書評
村上 陽一郎「2024年 この3冊」毎日新聞|青野由利『脳を開けても心はなかった 正統派科学者が意識研究に走るわけ』(築地書館) 、村田純一、渡辺恒夫『心の哲学史』(講談社)、アシル・ムベンベ『黒人理性批判』(講談社)
2024年「この3冊」
<1>『脳を開けても心はなかった 正統派科学者が意識研究に走るわけ』青野由利著(築地書館)
<2>『心の哲学史』村田純一、渡辺恒夫編(講談社)
<3>『黒人理性批判』アシル・ムベンベ著(講談社)
<1>と<2>はアプローチの方法はまるで違うが、主題に共通点がある。
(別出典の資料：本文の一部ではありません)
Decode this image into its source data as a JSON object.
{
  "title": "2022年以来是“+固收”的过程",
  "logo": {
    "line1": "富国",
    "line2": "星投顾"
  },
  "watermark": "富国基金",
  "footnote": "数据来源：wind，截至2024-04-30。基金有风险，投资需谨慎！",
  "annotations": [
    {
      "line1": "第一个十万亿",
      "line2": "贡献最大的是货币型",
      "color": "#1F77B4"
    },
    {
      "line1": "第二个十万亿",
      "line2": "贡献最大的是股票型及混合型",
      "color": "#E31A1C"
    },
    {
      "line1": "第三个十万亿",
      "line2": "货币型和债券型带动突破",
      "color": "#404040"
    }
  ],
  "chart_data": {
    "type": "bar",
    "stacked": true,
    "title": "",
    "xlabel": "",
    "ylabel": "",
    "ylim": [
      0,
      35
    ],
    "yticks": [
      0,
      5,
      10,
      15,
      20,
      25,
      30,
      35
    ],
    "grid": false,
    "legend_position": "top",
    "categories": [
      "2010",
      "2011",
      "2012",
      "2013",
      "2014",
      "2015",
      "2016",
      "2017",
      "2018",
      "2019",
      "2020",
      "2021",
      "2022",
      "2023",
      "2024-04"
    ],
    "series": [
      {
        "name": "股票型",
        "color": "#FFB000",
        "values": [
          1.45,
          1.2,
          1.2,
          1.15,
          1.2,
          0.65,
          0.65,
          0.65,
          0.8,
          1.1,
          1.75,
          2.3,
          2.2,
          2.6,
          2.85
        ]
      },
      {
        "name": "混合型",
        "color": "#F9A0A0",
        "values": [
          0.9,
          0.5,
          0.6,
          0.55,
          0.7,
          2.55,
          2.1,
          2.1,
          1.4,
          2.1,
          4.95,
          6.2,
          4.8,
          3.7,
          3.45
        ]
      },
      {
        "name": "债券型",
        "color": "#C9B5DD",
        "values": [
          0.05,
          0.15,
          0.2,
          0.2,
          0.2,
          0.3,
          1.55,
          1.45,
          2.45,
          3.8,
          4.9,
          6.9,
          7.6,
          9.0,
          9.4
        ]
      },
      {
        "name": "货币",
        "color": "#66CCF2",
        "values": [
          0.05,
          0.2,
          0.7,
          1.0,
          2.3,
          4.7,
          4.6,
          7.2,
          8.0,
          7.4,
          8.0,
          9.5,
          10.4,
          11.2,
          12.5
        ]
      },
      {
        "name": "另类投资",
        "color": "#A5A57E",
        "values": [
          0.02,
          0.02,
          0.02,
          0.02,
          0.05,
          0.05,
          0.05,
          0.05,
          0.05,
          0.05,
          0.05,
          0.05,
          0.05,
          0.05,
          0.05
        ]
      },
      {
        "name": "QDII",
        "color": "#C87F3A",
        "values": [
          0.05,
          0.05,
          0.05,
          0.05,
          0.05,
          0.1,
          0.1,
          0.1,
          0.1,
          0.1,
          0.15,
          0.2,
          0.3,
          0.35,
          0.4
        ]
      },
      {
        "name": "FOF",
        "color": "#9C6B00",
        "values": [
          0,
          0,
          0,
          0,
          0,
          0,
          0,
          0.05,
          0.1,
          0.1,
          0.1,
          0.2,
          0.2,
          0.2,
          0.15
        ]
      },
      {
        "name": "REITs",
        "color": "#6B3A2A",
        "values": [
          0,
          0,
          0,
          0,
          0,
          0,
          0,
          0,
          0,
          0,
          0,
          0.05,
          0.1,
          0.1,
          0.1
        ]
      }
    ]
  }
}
デカルトが、物と心の存在様式の根本的差を、見事に明確化して後、心の学問的追究の現場は、専ら心理学が担い、自然科学は物の振る舞いだけを追求し、心には立ち入らないはずだったが、その科学も、現代では脳科学をはじめ、いくつかの領域が、心や意識の解明に関心を示すようになった。<1>は、まさしく現代の科学(者)が心にどう取り組もうとするかを、ジャーナリストの目で鮮やかに捉えて興味深い。
<2>はむしろ科学以外の立場でのアプローチを、研究者の立場で振り返った論集として、珍しい成果となった。
<3>は、およそ異った世界だが、カメルーン出身の著者が、自らの思想形成の状況を語った、我々にはとかく未知(無知)の領域を伝えてくれる稀有の書。